31 juillet 2006

Déchirure

Il est rentré à la maison avec le ventre qui se tordait. Il a trouvé ce mot : je ne rentre pas ce soir. De rage, il a déchiré tous les journaux féminins qu’il a pu trouver, et il a éparpillé les pages dans tout l’appartement. Quand l’amour fout le camp, quand il n’y a plus personne à qui parler, quand les mots ne servent plus à rien, il n’y a que ça à faire : déchirer, déchirer jusqu’à ce que ça passe. Ca ne passe pas, bien sûr, mais ça soulage un peu. Il se rappelle ces mots qu’une autre femme lui a dits un jour : tu ne peux pas aimer. Pourtant il en a de l’amour, il en a plein son cœur et sa tête mais il est enfermé, ce foutu amour, il ne peut pas sortir, il ne peut pas se partager. Alors il prend une bouteille de vin, une bouteille qu’ils avaient achetée ensemble deux ans plus tôt, quand il ne savait pas encore qu’il ne l’aimait plus. Il boit, mais le vin n’a pas de goût, si ce n’est celui de l’amertume. Il a envie de pleurer, de pleurer sur lui, mais les larmes ne sortent pas.
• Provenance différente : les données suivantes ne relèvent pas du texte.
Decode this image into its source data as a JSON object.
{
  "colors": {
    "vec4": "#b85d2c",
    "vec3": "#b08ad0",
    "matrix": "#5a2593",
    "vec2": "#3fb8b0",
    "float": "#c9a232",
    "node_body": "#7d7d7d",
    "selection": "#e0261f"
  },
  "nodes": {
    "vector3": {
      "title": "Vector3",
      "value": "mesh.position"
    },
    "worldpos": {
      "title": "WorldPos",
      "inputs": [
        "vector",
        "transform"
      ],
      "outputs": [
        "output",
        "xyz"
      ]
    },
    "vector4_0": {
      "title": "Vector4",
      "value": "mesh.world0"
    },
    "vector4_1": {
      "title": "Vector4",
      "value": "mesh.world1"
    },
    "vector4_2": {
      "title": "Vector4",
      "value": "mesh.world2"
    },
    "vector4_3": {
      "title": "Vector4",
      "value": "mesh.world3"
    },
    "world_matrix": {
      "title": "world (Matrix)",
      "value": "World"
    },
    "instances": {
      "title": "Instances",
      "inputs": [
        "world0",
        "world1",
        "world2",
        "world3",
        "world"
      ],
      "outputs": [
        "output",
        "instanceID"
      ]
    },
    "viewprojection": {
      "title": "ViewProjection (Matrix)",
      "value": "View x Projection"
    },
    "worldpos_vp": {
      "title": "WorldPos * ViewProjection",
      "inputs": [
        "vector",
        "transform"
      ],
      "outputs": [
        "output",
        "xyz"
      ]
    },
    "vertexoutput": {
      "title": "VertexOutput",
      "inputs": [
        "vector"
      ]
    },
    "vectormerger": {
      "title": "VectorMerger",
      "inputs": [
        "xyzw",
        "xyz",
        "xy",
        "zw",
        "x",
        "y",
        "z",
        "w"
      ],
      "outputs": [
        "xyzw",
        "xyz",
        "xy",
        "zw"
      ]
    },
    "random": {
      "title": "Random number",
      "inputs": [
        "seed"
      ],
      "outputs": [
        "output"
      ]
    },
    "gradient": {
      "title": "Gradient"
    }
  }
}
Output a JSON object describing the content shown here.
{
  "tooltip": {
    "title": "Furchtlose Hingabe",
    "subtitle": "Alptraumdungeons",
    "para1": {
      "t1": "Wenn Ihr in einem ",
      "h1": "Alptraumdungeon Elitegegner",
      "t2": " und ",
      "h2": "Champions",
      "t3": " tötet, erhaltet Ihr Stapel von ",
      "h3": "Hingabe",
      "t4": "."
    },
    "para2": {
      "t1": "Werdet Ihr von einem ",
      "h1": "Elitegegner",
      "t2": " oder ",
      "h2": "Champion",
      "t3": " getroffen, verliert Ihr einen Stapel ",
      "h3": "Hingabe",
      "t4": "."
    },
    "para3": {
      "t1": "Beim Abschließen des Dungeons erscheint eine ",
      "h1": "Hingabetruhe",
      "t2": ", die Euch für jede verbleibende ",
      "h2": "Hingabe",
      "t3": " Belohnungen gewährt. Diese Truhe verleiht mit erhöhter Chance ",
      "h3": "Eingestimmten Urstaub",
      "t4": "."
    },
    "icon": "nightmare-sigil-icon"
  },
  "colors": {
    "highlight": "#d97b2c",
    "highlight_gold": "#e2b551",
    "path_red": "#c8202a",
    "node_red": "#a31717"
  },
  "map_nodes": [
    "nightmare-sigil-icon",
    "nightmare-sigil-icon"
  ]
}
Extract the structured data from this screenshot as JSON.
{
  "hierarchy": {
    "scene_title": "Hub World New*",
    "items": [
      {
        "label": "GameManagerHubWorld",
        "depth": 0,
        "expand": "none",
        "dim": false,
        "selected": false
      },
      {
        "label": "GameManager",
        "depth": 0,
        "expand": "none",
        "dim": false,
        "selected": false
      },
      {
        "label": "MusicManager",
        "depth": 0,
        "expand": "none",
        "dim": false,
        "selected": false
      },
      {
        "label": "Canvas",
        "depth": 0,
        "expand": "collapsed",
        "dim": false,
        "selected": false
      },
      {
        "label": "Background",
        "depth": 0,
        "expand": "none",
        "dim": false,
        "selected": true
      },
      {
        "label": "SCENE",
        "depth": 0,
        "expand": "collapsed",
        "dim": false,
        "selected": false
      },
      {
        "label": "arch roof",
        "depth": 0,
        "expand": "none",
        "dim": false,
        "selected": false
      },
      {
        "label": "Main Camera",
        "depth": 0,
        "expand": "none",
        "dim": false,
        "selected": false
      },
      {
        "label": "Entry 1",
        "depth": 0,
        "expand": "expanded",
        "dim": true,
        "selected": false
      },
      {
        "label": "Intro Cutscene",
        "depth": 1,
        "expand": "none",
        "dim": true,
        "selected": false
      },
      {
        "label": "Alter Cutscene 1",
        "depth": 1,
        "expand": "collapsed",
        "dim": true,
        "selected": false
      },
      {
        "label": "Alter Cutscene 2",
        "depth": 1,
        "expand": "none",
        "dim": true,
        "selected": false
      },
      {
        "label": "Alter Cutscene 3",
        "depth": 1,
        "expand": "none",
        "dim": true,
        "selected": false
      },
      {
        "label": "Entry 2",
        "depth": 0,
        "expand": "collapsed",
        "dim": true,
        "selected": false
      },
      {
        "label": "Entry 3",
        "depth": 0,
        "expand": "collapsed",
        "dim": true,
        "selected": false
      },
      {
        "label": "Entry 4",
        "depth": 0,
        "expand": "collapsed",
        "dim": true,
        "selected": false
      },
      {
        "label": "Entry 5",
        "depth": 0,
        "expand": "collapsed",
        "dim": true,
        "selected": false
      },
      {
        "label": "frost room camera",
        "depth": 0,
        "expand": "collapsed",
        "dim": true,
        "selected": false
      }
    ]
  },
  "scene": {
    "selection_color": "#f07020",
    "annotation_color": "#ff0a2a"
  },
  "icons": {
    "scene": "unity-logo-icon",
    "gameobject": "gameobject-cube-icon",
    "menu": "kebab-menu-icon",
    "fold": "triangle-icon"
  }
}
Elles sont enfermées, elles aussi. Il pense aux gens qui comptent dans sa vie, il pense qu’il est foutu, que plus jamais il ne pourra regarder une femme avec les yeux du désir, avec les yeux de l’amour, il pense que jamais plus il ne pourra se réveiller le matin en se sentant léger, léger comme on devrait toujours se sentir, comme la vie devrait être. Il pense à ses enfants, qu’il aime si fort, et qui sont loin ce soir, et il est bien content qu’ils ne le voient pas dans cet état, avec ces feuilles de magazines féminins tout autour de lui, avec ses boyaux qui se tordent, avec son envie de ne pas exister. Il a envie de casser un vase, comme dans les films, mais il est trop sage, il le sait, et ça le met encore plus en rage de ne pas casser un foutu vase. Dans la cuisine, le robinet goutte et il se dit qu’il aurait du le réparer, mais qu’il a tout laissé en plan, le robinet et son amour pour elle, qui s’en est allé, goutte par goutte, dans l’évier, pour toujours.